Les personnes touchées par le renforcement de cette loi dénoncent le manque d’écoute et d’intérêt de ces experts. « Les deux avocats responsables de l’analyse de la situation ont par le passé défendu la loi 21. Le processus n’est pas objectif, bien au contraire ! » s’indigne Mme Diab. 

Il n’est pas question de consulter les principaux intéressés pour cette nouvelle étape. Aucun expert en sciences religieuses ou en sociologie et aucun membre de la communauté ne sera à la table du ministère pour en discuter.

Mme Diab est catégorique : « Ça va seulement mettre de l’huile sur le feu ! »

« Si ça continue comme ça, c’est certain que je quitte le Québec ! »

C’est aussi l’avis d’Emy*. Nous la rencontrons dans un café de la rue Ontario. L’établissement est vide, elle se livre sans détour. Rapidement, nous comprenons qu’un élargissement de la loi 21 pourrait marquer un tournant majeur dans sa vie.

Arrivée d’Algérie à l’âge de cinq ans, elle se rappelle son passage à l’école primaire et des cours de catéchisme enseignés à ses camarades de classe. Elle se souvient aussi des grandes croix qui décoraient les murs des établissements scolaires et des petites croix, argentées, suspendues dans le cou de ses enseignantes. De quoi lui faire ressentir une différence de traitement entre les appartenances religieuses : « C’est vraiment deux poids, deux mesures », dit-elle, découragée. 

Avant de décrocher un poste de directrice adjointe dans une garderie privée, Emy a adapté son port du voile. « Avant, je portais le voile correctement, je cachais mon cou. Maintenant, je ne cache plus mon cou, je mets des boucles d’oreilles. Je le rends un peu plus stylé. C’est le maximum que je puisse faire pour m’adapter à la société québécoise », explique-t-elle. 

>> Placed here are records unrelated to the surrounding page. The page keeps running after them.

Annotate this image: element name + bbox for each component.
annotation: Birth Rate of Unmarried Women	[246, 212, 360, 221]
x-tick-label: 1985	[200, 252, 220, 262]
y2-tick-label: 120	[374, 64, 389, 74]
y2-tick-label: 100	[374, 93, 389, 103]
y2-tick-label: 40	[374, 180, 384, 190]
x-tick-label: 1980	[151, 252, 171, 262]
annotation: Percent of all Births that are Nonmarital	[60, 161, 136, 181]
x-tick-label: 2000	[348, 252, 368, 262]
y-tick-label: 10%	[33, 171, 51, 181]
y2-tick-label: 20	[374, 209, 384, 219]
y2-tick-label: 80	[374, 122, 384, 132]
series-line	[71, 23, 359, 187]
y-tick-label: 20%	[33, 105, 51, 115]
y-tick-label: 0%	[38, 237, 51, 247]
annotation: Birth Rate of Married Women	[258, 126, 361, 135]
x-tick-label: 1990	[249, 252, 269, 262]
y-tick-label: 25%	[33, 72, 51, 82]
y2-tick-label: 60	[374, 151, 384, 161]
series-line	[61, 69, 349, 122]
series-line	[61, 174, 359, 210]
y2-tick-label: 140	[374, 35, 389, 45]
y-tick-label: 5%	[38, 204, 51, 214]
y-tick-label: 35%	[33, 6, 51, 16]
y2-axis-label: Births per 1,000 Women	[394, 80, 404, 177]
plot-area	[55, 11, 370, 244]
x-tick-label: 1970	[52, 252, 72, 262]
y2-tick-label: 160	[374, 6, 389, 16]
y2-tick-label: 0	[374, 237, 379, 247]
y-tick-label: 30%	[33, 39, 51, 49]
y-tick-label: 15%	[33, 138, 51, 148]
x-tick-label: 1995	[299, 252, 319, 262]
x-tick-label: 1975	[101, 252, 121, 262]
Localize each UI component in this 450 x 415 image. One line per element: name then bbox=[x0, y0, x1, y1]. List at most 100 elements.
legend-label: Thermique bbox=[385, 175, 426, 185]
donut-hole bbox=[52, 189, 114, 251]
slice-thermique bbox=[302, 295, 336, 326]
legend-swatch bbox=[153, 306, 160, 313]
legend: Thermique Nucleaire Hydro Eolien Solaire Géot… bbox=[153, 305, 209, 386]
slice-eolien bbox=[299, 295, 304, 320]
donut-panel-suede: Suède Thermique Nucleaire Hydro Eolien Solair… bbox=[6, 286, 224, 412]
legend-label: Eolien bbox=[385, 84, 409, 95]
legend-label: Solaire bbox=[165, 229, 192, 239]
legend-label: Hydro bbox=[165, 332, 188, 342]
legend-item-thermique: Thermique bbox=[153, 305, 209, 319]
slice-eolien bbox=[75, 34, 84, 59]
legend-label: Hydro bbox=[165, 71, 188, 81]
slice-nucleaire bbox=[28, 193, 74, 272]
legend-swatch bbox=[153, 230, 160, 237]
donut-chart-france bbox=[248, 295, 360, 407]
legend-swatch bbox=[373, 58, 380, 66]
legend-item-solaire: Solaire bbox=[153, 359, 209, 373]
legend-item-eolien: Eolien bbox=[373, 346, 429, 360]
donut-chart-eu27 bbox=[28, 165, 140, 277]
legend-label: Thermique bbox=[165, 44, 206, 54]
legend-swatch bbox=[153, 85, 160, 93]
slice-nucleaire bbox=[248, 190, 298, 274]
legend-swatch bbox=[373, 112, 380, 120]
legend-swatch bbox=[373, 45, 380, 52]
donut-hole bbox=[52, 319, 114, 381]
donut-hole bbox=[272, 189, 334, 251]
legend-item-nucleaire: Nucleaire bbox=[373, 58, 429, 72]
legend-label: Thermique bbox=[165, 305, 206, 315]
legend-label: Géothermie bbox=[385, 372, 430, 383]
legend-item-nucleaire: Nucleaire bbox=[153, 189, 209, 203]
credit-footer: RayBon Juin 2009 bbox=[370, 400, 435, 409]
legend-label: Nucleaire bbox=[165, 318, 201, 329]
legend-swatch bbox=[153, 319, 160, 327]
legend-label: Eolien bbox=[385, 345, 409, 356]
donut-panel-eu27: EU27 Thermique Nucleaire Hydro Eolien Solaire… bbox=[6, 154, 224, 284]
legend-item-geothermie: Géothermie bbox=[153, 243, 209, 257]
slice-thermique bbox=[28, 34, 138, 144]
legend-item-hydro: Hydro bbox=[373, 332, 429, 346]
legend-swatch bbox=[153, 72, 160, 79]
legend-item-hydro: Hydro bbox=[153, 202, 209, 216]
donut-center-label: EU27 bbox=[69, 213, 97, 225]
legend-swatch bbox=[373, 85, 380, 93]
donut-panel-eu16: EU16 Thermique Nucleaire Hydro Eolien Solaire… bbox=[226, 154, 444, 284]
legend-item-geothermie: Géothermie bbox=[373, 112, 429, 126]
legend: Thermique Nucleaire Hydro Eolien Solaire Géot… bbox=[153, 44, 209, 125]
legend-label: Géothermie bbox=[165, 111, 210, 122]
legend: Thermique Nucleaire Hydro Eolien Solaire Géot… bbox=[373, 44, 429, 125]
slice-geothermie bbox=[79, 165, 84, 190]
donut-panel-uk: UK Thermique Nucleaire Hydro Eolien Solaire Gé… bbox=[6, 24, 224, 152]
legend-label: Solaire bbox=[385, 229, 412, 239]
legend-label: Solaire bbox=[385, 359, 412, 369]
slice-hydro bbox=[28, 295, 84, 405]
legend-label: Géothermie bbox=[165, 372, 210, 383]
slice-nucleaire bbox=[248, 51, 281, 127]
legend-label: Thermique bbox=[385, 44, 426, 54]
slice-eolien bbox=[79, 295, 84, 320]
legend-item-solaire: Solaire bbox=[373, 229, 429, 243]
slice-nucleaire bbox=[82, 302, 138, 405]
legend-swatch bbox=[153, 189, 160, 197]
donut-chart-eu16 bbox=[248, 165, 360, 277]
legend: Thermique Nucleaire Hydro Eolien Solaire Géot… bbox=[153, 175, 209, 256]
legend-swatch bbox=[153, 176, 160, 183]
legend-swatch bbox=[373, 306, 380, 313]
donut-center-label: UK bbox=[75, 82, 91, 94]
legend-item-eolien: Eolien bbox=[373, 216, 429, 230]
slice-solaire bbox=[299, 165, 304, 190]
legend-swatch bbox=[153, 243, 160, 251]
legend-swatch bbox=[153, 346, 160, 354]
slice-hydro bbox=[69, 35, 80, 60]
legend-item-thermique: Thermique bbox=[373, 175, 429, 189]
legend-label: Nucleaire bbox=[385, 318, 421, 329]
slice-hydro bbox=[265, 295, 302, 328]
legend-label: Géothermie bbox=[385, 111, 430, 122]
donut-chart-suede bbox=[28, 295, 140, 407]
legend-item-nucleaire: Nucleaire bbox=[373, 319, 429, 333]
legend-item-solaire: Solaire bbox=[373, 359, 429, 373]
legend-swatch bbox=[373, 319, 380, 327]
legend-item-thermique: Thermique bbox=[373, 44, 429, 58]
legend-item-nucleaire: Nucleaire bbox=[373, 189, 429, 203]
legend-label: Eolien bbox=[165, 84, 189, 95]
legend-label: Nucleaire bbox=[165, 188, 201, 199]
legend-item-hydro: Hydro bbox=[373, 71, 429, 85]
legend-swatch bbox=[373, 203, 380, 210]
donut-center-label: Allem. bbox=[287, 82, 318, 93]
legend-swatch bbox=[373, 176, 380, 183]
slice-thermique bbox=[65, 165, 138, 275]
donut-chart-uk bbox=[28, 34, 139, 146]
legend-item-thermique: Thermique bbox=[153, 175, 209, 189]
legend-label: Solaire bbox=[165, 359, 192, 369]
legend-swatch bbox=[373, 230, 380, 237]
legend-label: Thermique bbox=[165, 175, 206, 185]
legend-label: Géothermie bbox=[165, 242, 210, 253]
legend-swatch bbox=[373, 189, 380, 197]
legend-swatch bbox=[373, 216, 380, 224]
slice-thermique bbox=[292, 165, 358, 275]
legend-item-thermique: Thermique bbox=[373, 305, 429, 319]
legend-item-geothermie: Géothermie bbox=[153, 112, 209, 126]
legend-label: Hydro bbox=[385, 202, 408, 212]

Mais après plus de 10 ans de carrière dans le domaine de l’éducation et des services de garde, Emy éprouve un certain malaise. Elle sent que le traitement qui lui est réservé a changé. Depuis l’annonce de l’élargissement de la loi 21, sa famille réfléchit d’ailleurs à de grands changements : « Si ça continue comme ça, c’est certain que je quitte le Québec !  lâche-t-elle, tranchante. Je n’ai connu que le Québec dans ma vie. (...) Mais si on ne veut pas de nous, on va aller ailleurs. »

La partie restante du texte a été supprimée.